Calls and texts to phone numbers associated with Casarez have gone unanswered. Messages to the Vic Mackey account on Telegram, which has posted messages this month, also went unanswered.

Asked if the FBI was aware of Mackey and the Bowl Patrol, a spokesperson for the agency told HuffPost in an email that “in keeping with DOJ policy, the FBI neither confirms nor denies the existence of investigations.”

The spokesperson also emphasized that “when it comes to domestic terrorism, our investigations focus solely on criminal activity of individuals—regardless of group membership—which appears to be intended to intimidate or coerce the civilian population or influence the policy of the government by intimidation or coercion.”

“The FBI does not and will not police ideology,” the spokesperson said. If that ideology evolves into real-world crimes, however, the FBI could investigate.

Hometown Hate Crimes

Back in his hometown of Orangevale, at least two places of worship have been targeted in hate crimes. In 2017, Temple Or Rishon, a synagogue, was covered with more than a dozen posters praising Adolf Hitler, white supremacist website the Daily Stormer and Dylann Roof. And earlier this year, a newly opened Sikh temple was vandalized with a spray-painted swastika and the words “white power.”

Casarez seemed to relish the incident at Temple Or Rishon, posting an image from a surveillance video released by police that showed two white males with their faces covered approaching the synagogue. The photo had been edited to add bowl-style haircuts on the men.

“What absolute monsters could have done such a thing?!” he wrote.

On his podcast in 2019, Casarez mused about the best ways to strike terror into the Jewish community.

“I just wanted to say really quickly that it’s amazing what a few pieces of paper taped up across the street from a synagogue can do,” he said.

Casarez suggested wearing gloves when printing out the paper, and cautioned against using adhesive tape to put posters up because “it can remove paint, and they can consider it vandalism.” In the case of Temple Or Rishon, removing the posters also ripped the building’s paint off the walls, which gave investigators the property damage charge they needed to classify the vandalism as a hate crime.

The Sacramento County Sheriff’s Department, which has handled both hate crime incidents, told HuffPost they are investigating Casarez and seized a firearm from his home earlier this month.

In a Discord chat discussing the synagogue vandalism, Casarez promised: “Let’s just say there’s many more pranks to come.”
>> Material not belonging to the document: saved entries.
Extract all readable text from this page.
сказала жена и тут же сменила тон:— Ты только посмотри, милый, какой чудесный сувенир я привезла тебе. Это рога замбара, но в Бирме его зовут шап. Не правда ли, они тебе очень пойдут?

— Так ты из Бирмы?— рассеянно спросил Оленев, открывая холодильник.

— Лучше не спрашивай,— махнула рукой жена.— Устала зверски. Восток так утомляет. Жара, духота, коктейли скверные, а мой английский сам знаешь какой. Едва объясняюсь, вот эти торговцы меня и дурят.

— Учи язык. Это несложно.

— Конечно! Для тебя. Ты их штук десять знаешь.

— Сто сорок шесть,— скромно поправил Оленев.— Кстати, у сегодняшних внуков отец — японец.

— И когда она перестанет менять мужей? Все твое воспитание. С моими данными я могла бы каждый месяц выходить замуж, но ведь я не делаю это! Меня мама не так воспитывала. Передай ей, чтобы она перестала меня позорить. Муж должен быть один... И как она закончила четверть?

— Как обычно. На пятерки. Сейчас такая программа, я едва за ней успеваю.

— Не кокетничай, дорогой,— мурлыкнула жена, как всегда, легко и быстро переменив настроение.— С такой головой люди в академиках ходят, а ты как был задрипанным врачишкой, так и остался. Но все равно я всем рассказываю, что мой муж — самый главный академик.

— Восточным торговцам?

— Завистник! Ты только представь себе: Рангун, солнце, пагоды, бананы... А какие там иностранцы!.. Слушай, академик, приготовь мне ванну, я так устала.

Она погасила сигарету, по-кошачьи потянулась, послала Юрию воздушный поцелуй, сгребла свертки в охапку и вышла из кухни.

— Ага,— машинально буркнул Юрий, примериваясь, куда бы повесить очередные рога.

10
Role-Playing Hatred To Strangers

As the nation continues to reel from the killing of Black Minneapolis man George Floyd and other victims of police brutality, there have been waves of protests demanding accountability and an end to systemic racism. On June 3, thousands of people in San Francisco marched in a peaceful anti-racism demonstration.

Almost exactly a year prior, on the evening of June 2, 2019, Casarez was on the streets of San Francisco, livestreaming himself antagonizing passersby. Posing as a “citizen journalist,” he approached several different people walking down the sidewalk, claiming he worked for Tucker Carlson of Fox News. Most didn’t stop to talk; Casarez harangued them, calling out as they passed by that Trump had signed an executive order to free Dylann Roof. It was of course a lie, but he kept up his enthusiastic role-playing even as people largely ignored him.

“So you’re not a fan of Dylann Roof, is what you’re saying?” he asked a man and woman walking together.

“I don’t know who he is, and I don’t know who the fuck you are,” the man responded.

Later, as a Black man who had ignored Casarez walked out of earshot, Casarez turned to his screen and said, “Talk about an Uncle Tom. He doesn’t even care about Dylann Roof being free and killing niggers.”

Vic Mackey, the tough-guy persona that had inspired legions of white supremacists, was livestreaming his heroics. But in real life, Casarez was just alone on the street, talking to the glow of his screen.

This story has been updated to include information on the Sacramento County Sheriff’s Department investigation into Casarez.